Bu dönemde yabancı sermaye girişinin başlaması, yılbaşından sonra beklenen iç talebin yeniden artışına hazırlık için de gerekiyor. Son gelen Ekim ayı dış ticaret rakamları, özellikle de ithalat rakamları, hâlâ iç talebin canlı seyrini koruduğunu, daha doğrusu beklendiği kadar daralmadığını gösterdi. Yılbaşında yapılacak yüksek oranlı işçi, memur ve emekli maaş artışlarının iç talebi yeniden canlandırması kaçınılmaz olacak. O nedenle yılbaşından sonra cari açığın beklentilerden fazla büyümesi, dolayısıyla döviz rezervlerini daha da zorlaması tehlikesini beraberinde getirebilir.

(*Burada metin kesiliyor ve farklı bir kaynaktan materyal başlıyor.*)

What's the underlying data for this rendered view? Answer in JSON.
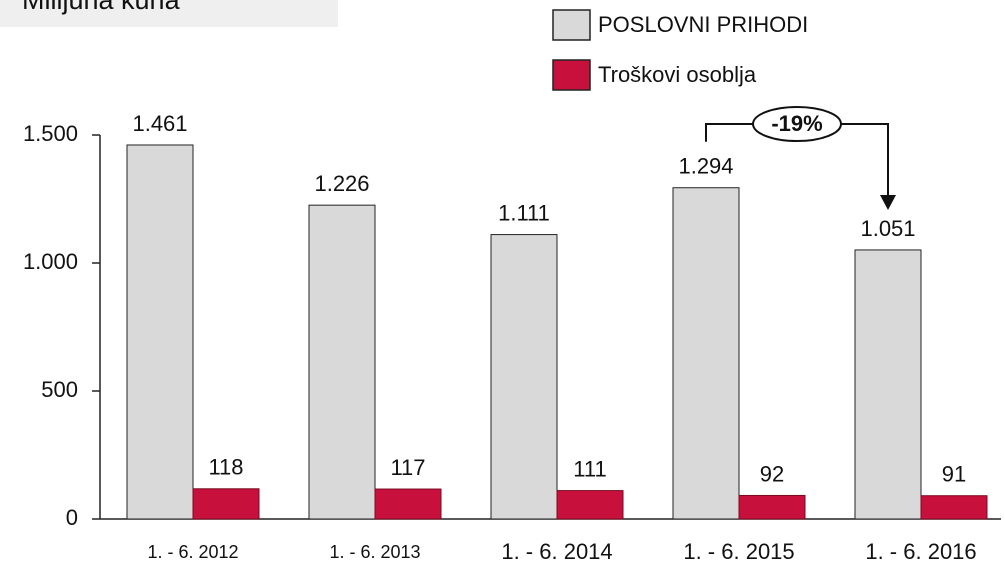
{
  "chart_data": {
    "type": "bar",
    "title": "Milijuna kuna",
    "categories": [
      "1. - 6.  2012",
      "1. - 6.  2013",
      "1. - 6.  2014",
      "1. - 6.  2015",
      "1. - 6.  2016"
    ],
    "series": [
      {
        "name": "POSLOVNI PRIHODI",
        "color": "#d9d9d9",
        "values": [
          1461,
          1226,
          1111,
          1294,
          1051
        ],
        "value_labels": [
          "1.461",
          "1.226",
          "1.111",
          "1.294",
          "1.051"
        ]
      },
      {
        "name": "Troškovi osoblja",
        "color": "#c8103c",
        "values": [
          118,
          117,
          111,
          92,
          91
        ]
      }
    ],
    "ylim": [
      0,
      1500
    ],
    "yticks": [
      0,
      500,
      {
        "value": 1000,
        "label": "1.000"
      },
      {
        "value": 1500,
        "label": "1.500"
      }
    ],
    "annotation": "-19%",
    "legend": "top-right"
  }
}
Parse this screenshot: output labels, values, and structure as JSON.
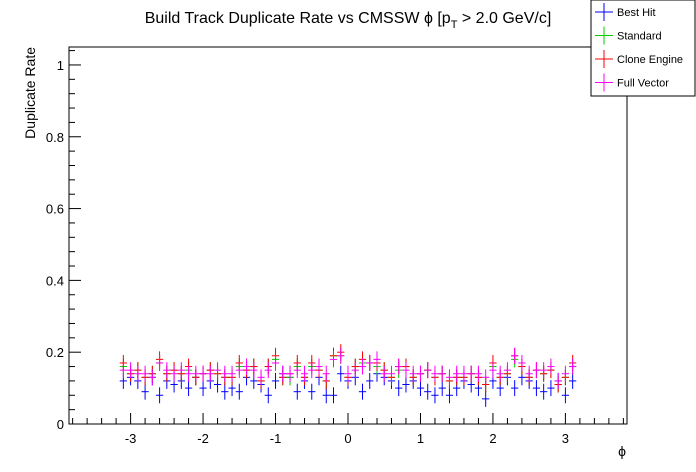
{
  "chart_data": {
    "type": "scatter",
    "title": "Build Track Duplicate Rate vs CMSSW ϕ [p_T > 2.0 GeV/c]",
    "title_main": "Build Track Duplicate Rate vs CMSSW ",
    "title_phi": "ϕ",
    "title_bracket": " [p",
    "title_sub": "T",
    "title_tail": " > 2.0 GeV/c]",
    "xlabel": "ϕ",
    "ylabel": "Duplicate Rate",
    "xlim": [
      -3.85,
      3.85
    ],
    "ylim": [
      0,
      1.05
    ],
    "xticks": [
      -3,
      -2,
      -1,
      0,
      1,
      2,
      3
    ],
    "xtick_labels": [
      "-3",
      "-2",
      "-1",
      "0",
      "1",
      "2",
      "3"
    ],
    "yticks": [
      0,
      0.2,
      0.4,
      0.6,
      0.8,
      1
    ],
    "ytick_labels": [
      "0",
      "0.2",
      "0.4",
      "0.6",
      "0.8",
      "1"
    ],
    "legend_position": "top-right",
    "grid": false,
    "x": [
      -3.1,
      -3.0,
      -2.9,
      -2.8,
      -2.7,
      -2.6,
      -2.5,
      -2.4,
      -2.3,
      -2.2,
      -2.1,
      -2.0,
      -1.9,
      -1.8,
      -1.7,
      -1.6,
      -1.5,
      -1.4,
      -1.3,
      -1.2,
      -1.1,
      -1.0,
      -0.9,
      -0.8,
      -0.7,
      -0.6,
      -0.5,
      -0.4,
      -0.3,
      -0.2,
      -0.1,
      0.0,
      0.1,
      0.2,
      0.3,
      0.4,
      0.5,
      0.6,
      0.7,
      0.8,
      0.9,
      1.0,
      1.1,
      1.2,
      1.3,
      1.4,
      1.5,
      1.6,
      1.7,
      1.8,
      1.9,
      2.0,
      2.1,
      2.2,
      2.3,
      2.4,
      2.5,
      2.6,
      2.7,
      2.8,
      2.9,
      3.0,
      3.1
    ],
    "series": [
      {
        "name": "Best Hit",
        "color": "#0000ff",
        "values": [
          0.12,
          0.13,
          0.12,
          0.09,
          0.13,
          0.08,
          0.12,
          0.11,
          0.12,
          0.1,
          0.13,
          0.1,
          0.12,
          0.11,
          0.09,
          0.1,
          0.09,
          0.13,
          0.12,
          0.11,
          0.08,
          0.12,
          0.14,
          0.13,
          0.09,
          0.12,
          0.09,
          0.13,
          0.08,
          0.08,
          0.14,
          0.12,
          0.13,
          0.09,
          0.12,
          0.14,
          0.13,
          0.12,
          0.1,
          0.11,
          0.12,
          0.1,
          0.09,
          0.08,
          0.1,
          0.08,
          0.1,
          0.12,
          0.11,
          0.1,
          0.07,
          0.12,
          0.1,
          0.13,
          0.1,
          0.13,
          0.12,
          0.1,
          0.09,
          0.1,
          0.12,
          0.08,
          0.12
        ]
      },
      {
        "name": "Standard",
        "color": "#00cc00",
        "values": [
          0.16,
          0.14,
          0.15,
          0.13,
          0.14,
          0.17,
          0.14,
          0.15,
          0.14,
          0.15,
          0.13,
          0.14,
          0.15,
          0.14,
          0.13,
          0.13,
          0.16,
          0.15,
          0.16,
          0.12,
          0.16,
          0.18,
          0.13,
          0.13,
          0.16,
          0.13,
          0.16,
          0.15,
          0.12,
          0.19,
          0.19,
          0.13,
          0.16,
          0.17,
          0.17,
          0.16,
          0.15,
          0.13,
          0.15,
          0.16,
          0.13,
          0.14,
          0.15,
          0.13,
          0.14,
          0.12,
          0.13,
          0.13,
          0.14,
          0.13,
          0.11,
          0.16,
          0.13,
          0.14,
          0.18,
          0.16,
          0.13,
          0.15,
          0.14,
          0.15,
          0.11,
          0.13,
          0.16
        ]
      },
      {
        "name": "Clone Engine",
        "color": "#ff0000",
        "values": [
          0.17,
          0.14,
          0.15,
          0.13,
          0.14,
          0.18,
          0.14,
          0.15,
          0.14,
          0.16,
          0.13,
          0.14,
          0.15,
          0.14,
          0.13,
          0.13,
          0.17,
          0.15,
          0.16,
          0.12,
          0.16,
          0.19,
          0.13,
          0.14,
          0.17,
          0.13,
          0.17,
          0.15,
          0.12,
          0.19,
          0.2,
          0.13,
          0.16,
          0.18,
          0.17,
          0.17,
          0.15,
          0.13,
          0.16,
          0.16,
          0.13,
          0.14,
          0.15,
          0.13,
          0.14,
          0.12,
          0.13,
          0.13,
          0.14,
          0.13,
          0.11,
          0.17,
          0.13,
          0.14,
          0.19,
          0.16,
          0.13,
          0.15,
          0.14,
          0.15,
          0.11,
          0.13,
          0.17
        ]
      },
      {
        "name": "Full Vector",
        "color": "#ff00ff",
        "values": [
          0.15,
          0.15,
          0.14,
          0.14,
          0.13,
          0.17,
          0.15,
          0.14,
          0.15,
          0.14,
          0.14,
          0.14,
          0.14,
          0.15,
          0.14,
          0.14,
          0.15,
          0.16,
          0.15,
          0.13,
          0.15,
          0.17,
          0.14,
          0.14,
          0.15,
          0.14,
          0.15,
          0.16,
          0.14,
          0.18,
          0.19,
          0.14,
          0.15,
          0.16,
          0.17,
          0.18,
          0.14,
          0.14,
          0.16,
          0.15,
          0.14,
          0.14,
          0.15,
          0.14,
          0.14,
          0.13,
          0.14,
          0.14,
          0.14,
          0.14,
          0.13,
          0.15,
          0.14,
          0.15,
          0.19,
          0.17,
          0.14,
          0.15,
          0.15,
          0.16,
          0.12,
          0.14,
          0.16
        ]
      }
    ]
  }
}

‘Piyasalara güven verdik’ denecek
Ekonomi yönetimi işte bu nedenle bir an önce yabancı sermaye girişlerinin başlamasını istiyor. Faiz artışları ve Enflasyon Raporu ile birlikte piyasalarda ekonomi yönetimine yönelik olarak, “Enflasyonla mücadelede ciddi davranıyorlar” bakışının kuvvetlendirilmesi sağlandı. Bununla birlikte yabancı sermaye girişinin de yeniden başlaması, ekonomi yönetiminin “piyasalara güven verdik” mesajını pekiştirmesini sağlayacak. Bu havanın oluşumu ise Cumhurbaşkanı Erdoğan’a karşı ellerini kuvvetlendirip, önümüzdeki dönemde daha rahat hareket etme imkânı sağlayacak.
Ekonomi yönetiminin bu nedenle yabancı sermaye girişini hemen başlatmak için elinden geleni yapacağı belli oluyor. Politika faizlerindeki artışın yanı sıra aldıkları önlemlerle tahvil faizlerinin de yukarı çıkmasını sağlamaya başladılar. Hazine faizlerinin son yapılan ihalelerle birlikte yüzde 40’a yaklaştığı görülürken, piyasa oyuncuları “yakında bu faizle yabancıların tahvil alımlarına başlayabileceğini” belirtiyorlar.
2 yıl süresince verilecek yüzde 40 oranındaki faizin, enflasyon beklendiği gibi düştüğü takdirde, çok önemli bir getiri sağlayacağı da kesin. Özetle; artık yabancı sermaye girişinde maliyete bakma dönemi geride kaldı. Ekonomi yönetimi bir an önce girişi başlatmak için, maliyetine bakmadan, her aracı deneyerek, bu konuda somut adımlar attığını göstermek istiyor.